Cobb County School District (CCSD) Superintendent Chris Ragsdale announced the removal of four books containing “lewd, “vulgar,” and “sexually explicit” content from school media centers in a Board of Education meeting Thursday.
“Tonight, I am announcing that four additional books are being removed after having gone through our very thorough district process: ‘It Ends with Us,’ ‘The Perks of Being a Wallflower,’ ‘Lucky,’ and ‘Thirteen Reasons Why.’ The review found all four of these books to contain lewd, vulgar, and sexually explicit and graphic content inappropriate for a public school,” Superintendent Ragsdale said during the meeting.
The move comes after the district took the books “Flamer” and “Me Earl and the Dying Girl,” which Ragsdale described as “rife with graphic sexual content” that “involved children” off school library shelves in August 2023.
Ragsdale (pictured above) “disagreed with the term “book banning” and told board meeting attendees, “What we are doing is not forcing taxpayers to fund students having unrestricted access to materials that are so sexually explicit and graphic they could not be read aloud in this very board meeting without violating FCC regulations.”
The superintendent also aimed to reassure parents.
“What we are doing is giving parents peace of mind in knowing their children will not have unrestricted access to this content while at a Cobb County school,” he said.
“[P]rotecting children from age-inappropriate and graphically sexually explicit material is a battle between good and evil,” Ragsdale added.
The superintendent also pointed out that the majority of people supporting children’s access to explicit books in schools are activists, not teachers.
Not everyone within CCSD agrees with the superintendent.
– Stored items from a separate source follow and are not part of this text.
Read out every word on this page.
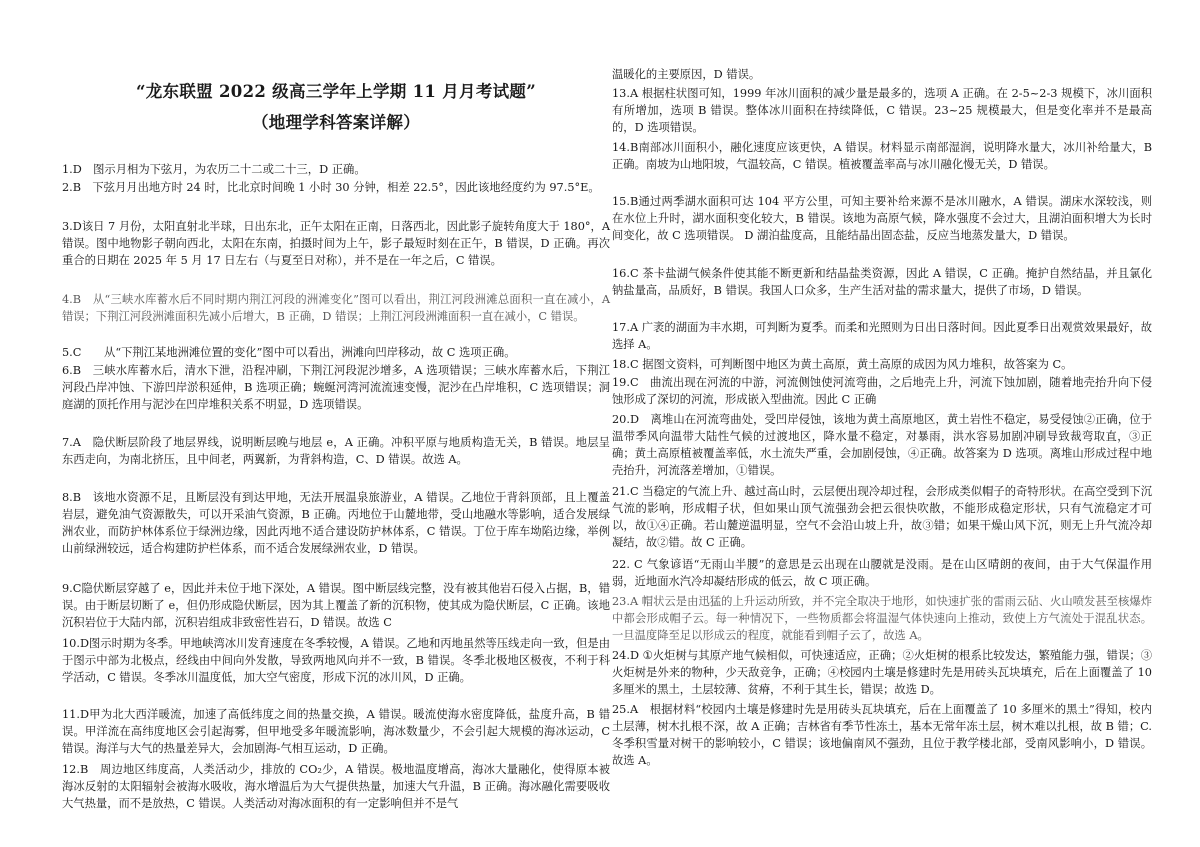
“龙东联盟 2022 级高三学年上学期 11 月月考试题”
（地理学科答案详解）

1.D　图示月相为下弦月，为农历二十二或二十三，D 正确。

2.B　下弦月月出地方时 24 时，比北京时间晚 1 小时 30 分钟，相差 22.5°，因此该地经度约为 97.5°E。

3.D该日 7 月份，太阳直射北半球，日出东北，正午太阳在正南，日落西北，因此影子旋转角度大于 180°，A 错误。图中地物影子朝向西北，太阳在东南，拍摄时间为上午，影子最短时刻在正午，B 错误，D 正确。再次重合的日期在 2025 年 5 月 17 日左右（与夏至日对称），并不是在一年之后，C 错误。

4.B　从“三峡水库蓄水后不同时期内荆江河段的洲滩变化”图可以看出，荆江河段洲滩总面积一直在减小，A 错误；下荆江河段洲滩面积先减小后增大，B 正确，D 错误；上荆江河段洲滩面积一直在减小，C 错误。

5.C　　从“下荆江某地洲滩位置的变化”图中可以看出，洲滩向凹岸移动，故 C 选项正确。

6.B　三峡水库蓄水后，清水下泄，沿程冲刷，下荆江河段泥沙增多，A 选项错误；三峡水库蓄水后，下荆江河段凸岸冲蚀、下游凹岸淤积延伸，B 选项正确；蜿蜒河湾河流流速变慢，泥沙在凸岸堆积，C 选项错误；洞庭湖的顶托作用与泥沙在凹岸堆积关系不明显，D 选项错误。

7.A　隐伏断层阶段了地层界线，说明断层晚与地层 e，A 正确。冲积平原与地质构造无关，B 错误。地层呈东西走向，为南北挤压，且中间老，两翼新，为背斜构造，C、D 错误。故选 A。

8.B　该地水资源不足，且断层没有到达甲地，无法开展温泉旅游业，A 错误。乙地位于背斜顶部，且上覆盖岩层，避免油气资源散失，可以开采油气资源，B 正确。丙地位于山麓地带，受山地融水等影响，适合发展绿洲农业，而防护林体系位于绿洲边缘，因此丙地不适合建设防护林体系，C 错误。丁位于库车坳陷边缘，举例山前绿洲较远，适合构建防护栏体系，而不适合发展绿洲农业，D 错误。

9.C隐伏断层穿越了 e，因此并未位于地下深处，A 错误。图中断层线完整，没有被其他岩石侵入占据，B，错误。由于断层切断了 e，但仍形成隐伏断层，因为其上覆盖了新的沉积物，使其成为隐伏断层，C 正确。该地沉积岩位于大陆内部，沉积岩组成非致密性岩石，D 错误。故选 C

10.D图示时期为冬季。甲地峡湾冰川发育速度在冬季较慢，A 错误。乙地和丙地虽然等压线走向一致，但是由于图示中部为北极点，经线由中间向外发散，导致两地风向并不一致，B 错误。冬季北极地区极夜，不利于科学活动，C 错误。冬季冰川温度低，加大空气密度，形成下沉的冰川风，D 正确。

11.D甲为北大西洋暖流，加速了高低纬度之间的热量交换，A 错误。暖流使海水密度降低，盐度升高，B 错误。甲洋流在高纬度地区会引起海雾，但甲地受多年暖流影响，海冰数量少，不会引起大规模的海冰运动，C 错误。海洋与大气的热量差异大，会加剧海-气相互运动，D 正确。

12.B　周边地区纬度高，人类活动少，排放的 CO₂少，A 错误。极地温度增高，海冰大量融化，使得原本被海冰反射的太阳辐射会被海水吸收，海水增温后为大气提供热量，加速大气升温，B 正确。海冰融化需要吸收大气热量，而不是放热，C 错误。人类活动对海冰面积的有一定影响但并不是气

温暖化的主要原因，D 错误。

13.A 根据柱状图可知，1999 年冰川面积的减少量是最多的，选项 A 正确。在 2-5~2-3 规模下，冰川面积有所增加，选项 B 错误。整体冰川面积在持续降低，C 错误。23~25 规模最大，但是变化率并不是最高的，D 选项错误。

14.B南部冰川面积小，融化速度应该更快，A 错误。材料显示南部湿润，说明降水量大，冰川补给量大，B 正确。南坡为山地阳坡，气温较高，C 错误。植被覆盖率高与冰川融化慢无关，D 错误。

15.B通过两季湖水面积可达 104 平方公里，可知主要补给来源不是冰川融水，A 错误。湖床水深较浅，则在水位上升时，湖水面积变化较大，B 错误。该地为高原气候，降水强度不会过大，且湖泊面积增大为长时间变化，故 C 选项错误。 D 湖泊盐度高，且能结晶出固态盐，反应当地蒸发量大，D 错误。

16.C 茶卡盐湖气候条件使其能不断更新和结晶盐类资源，因此 A 错误，C 正确。掩护自然结晶，并且氯化钠盐量高，品质好，B 错误。我国人口众多，生产生活对盐的需求量大，提供了市场，D 错误。

17.A 广袤的湖面为丰水期，可判断为夏季。而柔和光照则为日出日落时间。因此夏季日出观赏效果最好，故选择 A。

18.C 据图文资料，可判断图中地区为黄土高原，黄土高原的成因为风力堆积，故答案为 C。

19.C　曲流出现在河流的中游，河流侧蚀使河流弯曲，之后地壳上升，河流下蚀加剧，随着地壳抬升向下侵蚀形成了深切的河流，形成嵌入型曲流。因此 C 正确

20.D　离堆山在河流弯曲处，受凹岸侵蚀，该地为黄土高原地区，黄土岩性不稳定，易受侵蚀②正确，位于温带季风向温带大陆性气候的过渡地区，降水量不稳定，对暴雨，洪水容易加剧冲刷导致裁弯取直，③正确；黄土高原植被覆盖率低，水土流失严重，会加剧侵蚀，④正确。故答案为 D 选项。离堆山形成过程中地壳抬升，河流落差增加，①错误。

21.C 当稳定的气流上升、越过高山时，云层便出现冷却过程，会形成类似帽子的奇特形状。在高空受到下沉气流的影响，形成帽子状，但如果山顶气流强劲会把云很快吹散，不能形成稳定形状，只有气流稳定才可以，故①④正确。若山麓逆温明显，空气不会沿山坡上升，故③错；如果干燥山风下沉，则无上升气流冷却凝结，故②错。故 C 正确。

22. C 气象谚语“无雨山半腰”的意思是云出现在山腰就是没雨。是在山区晴朗的夜间，由于大气保温作用弱，近地面水汽冷却凝结形成的低云，故 C 项正确。

23.A 帽状云是由迅猛的上升运动所致，并不完全取决于地形，如快速扩张的雷雨云砧、火山喷发甚至核爆炸中都会形成帽子云。每一种情况下，一些物质都会将温湿气体快速向上推动，致使上方气流处于混乱状态。一旦温度降至足以形成云的程度，就能看到帽子云了，故选 A。

24.D ①火炬树与其原产地气候相似，可快速适应，正确；②火炬树的根系比较发达，繁殖能力强，错误；③火炬树是外来的物种，少天敌竞争，正确；④校园内土壤是修建时先是用砖头瓦块填充，后在上面覆盖了 10 多厘米的黑土，土层较薄、贫瘠，不利于其生长，错误；故选 D。

25.A　根据材料“校园内土壤是修建时先是用砖头瓦块填充，后在上面覆盖了 10 多厘米的黑土”得知，校内土层薄，树木扎根不深，故 A 正确；吉林省有季节性冻土，基本无常年冻土层，树木难以扎根，故 B 错；C.冬季积雪量对树干的影响较小，C 错误；该地偏南风不强劲，且位于教学楼北部，受南风影响小，D 错误。故选 A。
During public comments before the meeting, a CCSD member told the board, “I wish you would end your assault on media specialists and allow them to do their jobs…quit trying to ban books in their libraries.”
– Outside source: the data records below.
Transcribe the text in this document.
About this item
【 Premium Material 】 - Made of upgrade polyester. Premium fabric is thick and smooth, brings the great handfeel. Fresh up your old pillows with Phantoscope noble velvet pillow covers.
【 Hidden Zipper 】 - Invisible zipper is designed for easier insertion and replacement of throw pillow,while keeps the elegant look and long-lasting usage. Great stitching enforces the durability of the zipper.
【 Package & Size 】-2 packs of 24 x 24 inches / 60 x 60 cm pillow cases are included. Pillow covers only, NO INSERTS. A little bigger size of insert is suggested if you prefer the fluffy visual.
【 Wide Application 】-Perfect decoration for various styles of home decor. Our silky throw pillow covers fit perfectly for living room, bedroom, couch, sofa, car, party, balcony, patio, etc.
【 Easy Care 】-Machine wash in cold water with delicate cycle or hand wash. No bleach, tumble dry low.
The American Library Association (ALA) has also fought to keep inappropriate books in schools, even going so far as to help craft legislation to promote student access.
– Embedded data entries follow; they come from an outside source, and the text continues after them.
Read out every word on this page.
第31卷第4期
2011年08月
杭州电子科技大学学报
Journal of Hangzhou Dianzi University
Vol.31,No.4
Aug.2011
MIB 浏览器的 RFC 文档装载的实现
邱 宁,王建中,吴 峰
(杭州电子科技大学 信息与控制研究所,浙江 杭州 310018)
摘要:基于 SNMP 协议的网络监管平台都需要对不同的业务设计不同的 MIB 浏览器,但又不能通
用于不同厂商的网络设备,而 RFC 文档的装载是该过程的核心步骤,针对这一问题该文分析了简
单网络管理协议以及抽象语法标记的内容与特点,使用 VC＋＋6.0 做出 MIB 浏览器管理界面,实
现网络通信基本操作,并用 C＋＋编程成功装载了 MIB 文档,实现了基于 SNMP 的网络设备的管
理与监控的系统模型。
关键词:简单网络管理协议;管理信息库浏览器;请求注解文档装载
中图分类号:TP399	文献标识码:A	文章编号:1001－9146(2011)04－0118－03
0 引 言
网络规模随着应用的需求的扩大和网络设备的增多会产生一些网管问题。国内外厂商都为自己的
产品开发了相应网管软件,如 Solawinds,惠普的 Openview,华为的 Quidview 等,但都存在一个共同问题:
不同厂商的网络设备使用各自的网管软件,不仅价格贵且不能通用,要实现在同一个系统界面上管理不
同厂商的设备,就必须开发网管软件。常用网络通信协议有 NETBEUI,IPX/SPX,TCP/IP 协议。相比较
Referring to any attempts to curb student exposure to inappropriate books as “censorship,” ALA’s recent kick-off of National Library Week included a list of the “10 Most Challenged Books of 2023,” three of which Cobb County is banning for overtly sexual content.
Left-wing teacher organizations like the National Education Association (NEA) also call removing explicit books “censorship.” The NEA stated in a post on X in early April, “All students deserve the freedom to read. But, between 2022 and 2023, there were 3,300+ attempts to ban books in public school classrooms. Despite growing censorship, educators are using organizing and legislation to fight back.”
Similarly, American Federation of Teachers (AFT) President Randi Weingarten argued in an X post in March 2023, “Let’s be 100% clear. Book bans are attacks on freedom. It’s an attack on the freedom to read and the freedom to learn. That’s why parents, students, educators and communities are rejecting book bans every chance they get.”
However, parental rights groups favor removing hypersexualized content from schools. The Moms for Liberty organization has a Moms for Libraries program to help get wholesome books that teach American values into school libraries.